Back to the middle ages. The lords had their castles and land, the peasants had their working hands.
Maximus_Minimus
Maximus_Minimus
4 years ago
Reply to  kiers
I believed banks needed deposits, too, and who would keep money in the bank when they charge for it.
Yooper
Yooper
4 years ago
I work for a top 4 bank, global commercial banking. Frankly, with zero bps interest, the only place the money can go is non-interest bearing accounts earning an earned rebate of 17-some bps to offset fees – unless you want to tie up your money in essentially nothing returns for more than 6 mo…
Frankly, the majority of companies are saying chasing returns isn’t worth the hassle…
…and we don’t need deposits…
kiers
kiers
4 years ago
They sure “timed” it ……   waiting till………JUST BEFORE thanksgiving dinner, prior to sunset on the eastern seaboard.   THey be shysters.  Playaz.
Yooper
Yooper
4 years ago
Mish, any thoughts on those old posts about FOFOA and gold. I found it extremely interesting, and took action way back then, but the biggest takeaway I had was that there would be a time when statistics and traditional benchmarks don’t reflect the underlying mean and would incorrectly report subsequent reversion (however defined), but the primary indicator would be the market instability (ie ever increasing swings) that would define a market reset to a new norm.
I’ve gambling money in crypto, insurance in PM, and like the insights by a few here in energy, so thank you for your efforts here over the years (and the pictures of the UP 🙂

Mish
Mish
4 years ago
Reply to  Yooper
Hell my own comment was removed for violating guidelines. 
FOFOA was an idiot
Friend Of a Friend Of Another
“Another” was this alleged genius who believed in Hyperinflation
FOFOA did not know “Another” nor did he know Another’s Friend
Everyone including FOFOA was anonymous. The whole thing was idiotic.
I rebutted FOFOA and many others back in 2011 
Hyperinflation Nonsense in Multiple Places
Yooper
Yooper
4 years ago
Reply to  Mish
“Hell my own comment was removed for violating guidelines.”   Now that’s funny 🙂
As I said, I thought it an interesting thought experiment, and I’m in your boat about hyperinflation.
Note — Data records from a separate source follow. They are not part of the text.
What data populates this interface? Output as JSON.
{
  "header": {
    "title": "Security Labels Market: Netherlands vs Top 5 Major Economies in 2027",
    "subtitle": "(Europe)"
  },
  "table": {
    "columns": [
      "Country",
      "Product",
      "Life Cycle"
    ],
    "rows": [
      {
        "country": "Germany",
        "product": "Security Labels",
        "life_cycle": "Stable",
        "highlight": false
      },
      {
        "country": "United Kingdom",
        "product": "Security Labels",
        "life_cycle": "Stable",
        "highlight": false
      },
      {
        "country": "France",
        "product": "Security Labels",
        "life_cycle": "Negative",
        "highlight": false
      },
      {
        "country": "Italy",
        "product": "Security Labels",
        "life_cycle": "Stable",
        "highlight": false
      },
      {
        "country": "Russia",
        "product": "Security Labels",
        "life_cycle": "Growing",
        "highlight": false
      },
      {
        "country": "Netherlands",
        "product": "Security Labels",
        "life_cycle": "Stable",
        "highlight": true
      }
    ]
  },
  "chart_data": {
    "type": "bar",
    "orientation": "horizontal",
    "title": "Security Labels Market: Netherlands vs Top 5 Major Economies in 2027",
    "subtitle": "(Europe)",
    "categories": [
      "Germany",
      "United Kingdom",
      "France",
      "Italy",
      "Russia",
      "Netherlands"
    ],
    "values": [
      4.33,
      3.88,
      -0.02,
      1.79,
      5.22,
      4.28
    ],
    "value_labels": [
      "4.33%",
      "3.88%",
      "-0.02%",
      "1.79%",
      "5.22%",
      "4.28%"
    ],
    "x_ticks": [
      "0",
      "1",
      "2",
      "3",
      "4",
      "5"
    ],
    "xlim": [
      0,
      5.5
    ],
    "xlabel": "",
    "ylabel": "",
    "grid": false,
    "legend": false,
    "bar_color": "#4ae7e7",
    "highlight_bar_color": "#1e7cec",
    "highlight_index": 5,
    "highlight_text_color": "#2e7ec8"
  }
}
Just curious if you took another gander at the idea since the printing press came off the track since 2011.

Eddie_T
Eddie_T
4 years ago
Yeah, I noticed that yield plunge on the ten year.   🙂  
Good synopsis, Mish. Thanks very much. Maybe to be expected with this new COVID scare. Could be wrong but I’m looking for the O variant effects for markets to be…..er, transitory. lol. 
It isn’t that I don’t think lockdowns for Europe and elsewhere are prudent….but I don’t expect them to last long. Energy is way oversold imho. But I’m not calling a bottom yet. Tomorrow should be an interesting day for markets.
Scooot
Scooot
4 years ago
Reply to  Eddie_T
They’re holding off on the lockdowns for the minute here. However “825 out of 3480 patients in intensive care beds across England had Covid” according to an article in today’s Times. Given there’s a lag, it’ll be a few weeks before we know if this new variant is going to put pressure on the hospitals, and they’ll want to hold off over Christmas.